In the midst of hosting the Olympics, Japan is experiencing a record surge in COVID cases. Two days ago, nearly 10,000 new cases were confirmed, more than any other day since the pandemic began. It’s not entirely clear if the current spike can be totally attributed to the games being hosted in Tokyo, but there’s no doubt that the increased international travel is contributing to the spread of the more transmissible Delta variant.
Given the risk, Japan has been following a policy requiring two week quarantines of international travelers, either in hotels, at home, or a mixture of both. As part of its enforcement, the government has begun a ‘name and shame’ campaign. Now, when individuals refuse to communicate with authorities or abide by the rules—which involve downloading an app with location tracking and keeping it on hand—the government announces the names of the rule-breakers to induce public shame.
Now, all kinds of arguments might be made about whether this is enough to keep people accountable and following the rules, but it is an idea worth taking a closer look at. Essentially, instead of trying to simply punish individuals with the direct force of law, the government has opted to utilize social expectations and social repercussions to change behavior.

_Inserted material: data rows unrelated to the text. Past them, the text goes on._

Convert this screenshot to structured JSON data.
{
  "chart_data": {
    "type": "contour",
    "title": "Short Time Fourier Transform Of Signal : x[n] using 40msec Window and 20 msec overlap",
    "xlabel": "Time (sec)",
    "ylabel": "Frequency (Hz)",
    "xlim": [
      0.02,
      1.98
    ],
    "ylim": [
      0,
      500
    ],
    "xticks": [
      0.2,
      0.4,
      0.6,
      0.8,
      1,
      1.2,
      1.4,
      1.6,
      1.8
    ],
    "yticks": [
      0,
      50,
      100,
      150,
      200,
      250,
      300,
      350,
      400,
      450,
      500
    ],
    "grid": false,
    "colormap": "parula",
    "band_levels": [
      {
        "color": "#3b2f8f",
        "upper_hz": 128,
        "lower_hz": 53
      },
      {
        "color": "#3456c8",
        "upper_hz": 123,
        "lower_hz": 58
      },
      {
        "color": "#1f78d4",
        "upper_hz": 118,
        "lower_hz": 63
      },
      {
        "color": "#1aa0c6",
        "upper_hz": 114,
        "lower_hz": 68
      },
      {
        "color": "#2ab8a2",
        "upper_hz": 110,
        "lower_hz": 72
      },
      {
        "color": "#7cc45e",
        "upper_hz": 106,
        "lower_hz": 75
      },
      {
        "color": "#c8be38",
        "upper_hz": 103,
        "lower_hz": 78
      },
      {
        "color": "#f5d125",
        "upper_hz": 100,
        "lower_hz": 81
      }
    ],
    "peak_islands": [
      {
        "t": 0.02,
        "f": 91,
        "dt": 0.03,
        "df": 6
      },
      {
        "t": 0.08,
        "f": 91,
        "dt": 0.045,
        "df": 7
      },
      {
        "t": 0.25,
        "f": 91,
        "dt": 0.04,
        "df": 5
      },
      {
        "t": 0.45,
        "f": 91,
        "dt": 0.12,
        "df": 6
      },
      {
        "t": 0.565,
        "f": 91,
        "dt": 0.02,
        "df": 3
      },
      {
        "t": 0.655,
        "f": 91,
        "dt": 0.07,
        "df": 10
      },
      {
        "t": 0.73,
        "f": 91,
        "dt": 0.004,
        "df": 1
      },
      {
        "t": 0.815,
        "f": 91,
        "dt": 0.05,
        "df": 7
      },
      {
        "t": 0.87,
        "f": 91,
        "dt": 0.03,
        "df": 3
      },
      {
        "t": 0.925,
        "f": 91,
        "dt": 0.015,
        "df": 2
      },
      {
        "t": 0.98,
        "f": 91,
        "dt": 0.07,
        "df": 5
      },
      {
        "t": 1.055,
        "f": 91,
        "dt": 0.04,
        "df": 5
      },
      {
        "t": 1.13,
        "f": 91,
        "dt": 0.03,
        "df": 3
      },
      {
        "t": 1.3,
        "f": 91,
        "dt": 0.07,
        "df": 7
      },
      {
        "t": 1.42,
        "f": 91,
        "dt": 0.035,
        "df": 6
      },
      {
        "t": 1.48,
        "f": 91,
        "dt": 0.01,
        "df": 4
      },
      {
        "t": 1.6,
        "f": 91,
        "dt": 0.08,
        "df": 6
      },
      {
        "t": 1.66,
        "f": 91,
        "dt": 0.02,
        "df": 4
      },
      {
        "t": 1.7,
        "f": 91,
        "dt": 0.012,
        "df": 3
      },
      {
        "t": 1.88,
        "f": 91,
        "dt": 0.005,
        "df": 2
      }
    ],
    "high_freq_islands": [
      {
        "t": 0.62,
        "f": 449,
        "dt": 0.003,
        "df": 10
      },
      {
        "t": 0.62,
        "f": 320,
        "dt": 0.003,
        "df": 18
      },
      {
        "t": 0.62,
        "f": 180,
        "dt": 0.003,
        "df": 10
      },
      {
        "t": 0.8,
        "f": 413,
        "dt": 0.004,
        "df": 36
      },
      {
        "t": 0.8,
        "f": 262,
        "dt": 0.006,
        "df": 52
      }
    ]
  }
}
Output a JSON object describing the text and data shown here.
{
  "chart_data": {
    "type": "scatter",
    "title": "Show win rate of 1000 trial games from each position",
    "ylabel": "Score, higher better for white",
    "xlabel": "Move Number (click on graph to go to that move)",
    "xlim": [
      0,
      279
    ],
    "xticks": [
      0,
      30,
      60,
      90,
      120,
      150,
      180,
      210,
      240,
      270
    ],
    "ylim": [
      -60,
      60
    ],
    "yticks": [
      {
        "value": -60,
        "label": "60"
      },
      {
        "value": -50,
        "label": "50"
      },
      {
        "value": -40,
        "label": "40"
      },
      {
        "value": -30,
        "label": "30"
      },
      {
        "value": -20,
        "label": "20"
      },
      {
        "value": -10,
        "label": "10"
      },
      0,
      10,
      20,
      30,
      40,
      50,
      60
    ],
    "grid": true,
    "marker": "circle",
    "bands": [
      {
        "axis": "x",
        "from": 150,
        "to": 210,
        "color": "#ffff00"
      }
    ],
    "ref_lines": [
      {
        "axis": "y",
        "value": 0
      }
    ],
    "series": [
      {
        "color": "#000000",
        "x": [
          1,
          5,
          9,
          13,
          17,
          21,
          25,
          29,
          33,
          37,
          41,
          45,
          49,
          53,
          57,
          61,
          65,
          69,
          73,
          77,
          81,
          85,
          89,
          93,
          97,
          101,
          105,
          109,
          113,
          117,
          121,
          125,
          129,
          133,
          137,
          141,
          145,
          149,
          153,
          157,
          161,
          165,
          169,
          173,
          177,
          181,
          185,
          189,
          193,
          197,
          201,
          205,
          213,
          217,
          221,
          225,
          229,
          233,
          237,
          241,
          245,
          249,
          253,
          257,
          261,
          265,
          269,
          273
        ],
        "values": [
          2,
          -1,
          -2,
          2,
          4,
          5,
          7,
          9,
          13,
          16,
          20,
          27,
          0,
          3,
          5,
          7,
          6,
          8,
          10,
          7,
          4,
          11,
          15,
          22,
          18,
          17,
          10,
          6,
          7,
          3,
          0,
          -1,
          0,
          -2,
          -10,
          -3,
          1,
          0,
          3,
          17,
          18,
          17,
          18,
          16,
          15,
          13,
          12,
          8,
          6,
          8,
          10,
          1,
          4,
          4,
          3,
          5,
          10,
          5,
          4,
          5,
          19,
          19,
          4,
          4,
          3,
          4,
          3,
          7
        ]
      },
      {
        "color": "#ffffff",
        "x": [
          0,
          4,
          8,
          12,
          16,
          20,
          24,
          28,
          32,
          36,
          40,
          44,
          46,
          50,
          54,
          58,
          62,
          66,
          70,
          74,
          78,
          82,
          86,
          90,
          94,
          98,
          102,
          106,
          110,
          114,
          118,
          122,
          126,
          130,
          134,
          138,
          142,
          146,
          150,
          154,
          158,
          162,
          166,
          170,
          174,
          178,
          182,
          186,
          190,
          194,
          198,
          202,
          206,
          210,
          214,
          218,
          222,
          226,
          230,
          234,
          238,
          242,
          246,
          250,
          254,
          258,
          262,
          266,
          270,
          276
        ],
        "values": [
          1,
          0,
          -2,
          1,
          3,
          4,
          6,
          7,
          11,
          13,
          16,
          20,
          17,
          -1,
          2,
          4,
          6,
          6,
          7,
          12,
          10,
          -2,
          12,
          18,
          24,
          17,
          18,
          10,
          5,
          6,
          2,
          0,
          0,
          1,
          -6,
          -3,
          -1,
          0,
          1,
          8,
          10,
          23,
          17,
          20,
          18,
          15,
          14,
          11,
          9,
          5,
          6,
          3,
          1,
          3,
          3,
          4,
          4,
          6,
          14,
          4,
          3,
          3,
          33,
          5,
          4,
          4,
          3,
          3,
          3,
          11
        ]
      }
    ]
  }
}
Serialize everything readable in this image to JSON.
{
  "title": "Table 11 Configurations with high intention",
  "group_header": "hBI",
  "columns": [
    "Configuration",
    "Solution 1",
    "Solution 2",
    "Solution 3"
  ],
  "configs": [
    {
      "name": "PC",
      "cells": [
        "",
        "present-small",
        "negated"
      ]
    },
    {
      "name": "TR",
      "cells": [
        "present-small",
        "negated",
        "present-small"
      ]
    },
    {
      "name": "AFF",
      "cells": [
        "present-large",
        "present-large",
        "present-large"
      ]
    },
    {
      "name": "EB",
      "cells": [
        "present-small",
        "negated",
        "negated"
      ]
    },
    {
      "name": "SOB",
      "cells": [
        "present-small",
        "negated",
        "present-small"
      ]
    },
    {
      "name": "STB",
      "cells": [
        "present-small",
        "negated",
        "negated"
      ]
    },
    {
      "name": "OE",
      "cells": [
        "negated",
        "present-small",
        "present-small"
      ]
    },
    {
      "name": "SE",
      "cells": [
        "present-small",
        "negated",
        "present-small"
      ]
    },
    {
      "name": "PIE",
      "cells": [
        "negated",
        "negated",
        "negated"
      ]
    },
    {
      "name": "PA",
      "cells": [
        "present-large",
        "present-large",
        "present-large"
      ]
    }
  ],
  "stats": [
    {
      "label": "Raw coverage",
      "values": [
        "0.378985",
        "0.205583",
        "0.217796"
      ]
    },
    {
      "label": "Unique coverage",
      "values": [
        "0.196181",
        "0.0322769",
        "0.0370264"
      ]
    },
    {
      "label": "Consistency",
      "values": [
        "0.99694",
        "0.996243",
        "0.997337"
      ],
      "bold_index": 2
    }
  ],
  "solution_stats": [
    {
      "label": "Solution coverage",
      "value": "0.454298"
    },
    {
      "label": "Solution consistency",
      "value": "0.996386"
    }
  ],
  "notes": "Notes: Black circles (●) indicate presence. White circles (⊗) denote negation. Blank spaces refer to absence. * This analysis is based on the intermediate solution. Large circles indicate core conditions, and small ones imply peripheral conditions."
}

And that is a sensible theory in a democracy. In such a political arrangement, there is a constant balancing act between the individual and the community. On the one hand, one of the excellent features of this form of government is that it allows people to shape their communities and live generally as they like. However, democracy can’t function if a society is lacking all community, if it is completely individual, every man for himself.
A democracy is a form of government, but it’s also a social agreement between citizens to live together, tolerate each other, and also work together to some extent to form a better country for each citizen. When you have no community, no sense of social commitment to fellow citizens, people are likely to live more carelessly, with less regard for how they might hurt other citizens. Of course, not all social agreements are prohibitive. Many are simply expectations to help each other out when needed, but rules about what one can’t or shouldn’t do are especially important in today’s pandemic when decisions with big social impacts might easily be mistaken for merely individual preferences.
In America, our criminal justice system largely fails to recognize the importance of community, and perhaps the model of communal scolding that Japan has adopted has lessons for us. Our system is built in part upon a Protestant foundation, which holds that wrong-doing is an individual sin in need of punishment. We often say we send people to prison ‘to pay a debt to society.’ While we claim that our system is focused on the violation of social agreements, American prisons have rarely, if ever, been in the business of rehabilitation: changing behavior through social consequence. Instead, we aim almost exclusively to make people suffer for their wrong-doings, as removed as possible from society.
When released from prison in America, one is regularly treated as an outsider. Jobs are harder to acquire. The stigma can be disabling, and returns to prison are far too common, at a rate of around 50 percent.
Japan’s policy is certainly not a perfect substitute for all crimes, especially violent ones, but it points to an important idea. To build community in a democratic society, communities must have some power to ‘police’ themselves, so to speak. Violations of social agreements must come with social consequences that allow a society to form its expectations and teach them through social interactions. At the end of the day, we aren’t really improving our communities by simply removing people who make mistakes and destroying their potential to better themselves and their surroundings. We are only limiting the potential of our communities and our fellow citizens. It’s worth thinking about how we can do better.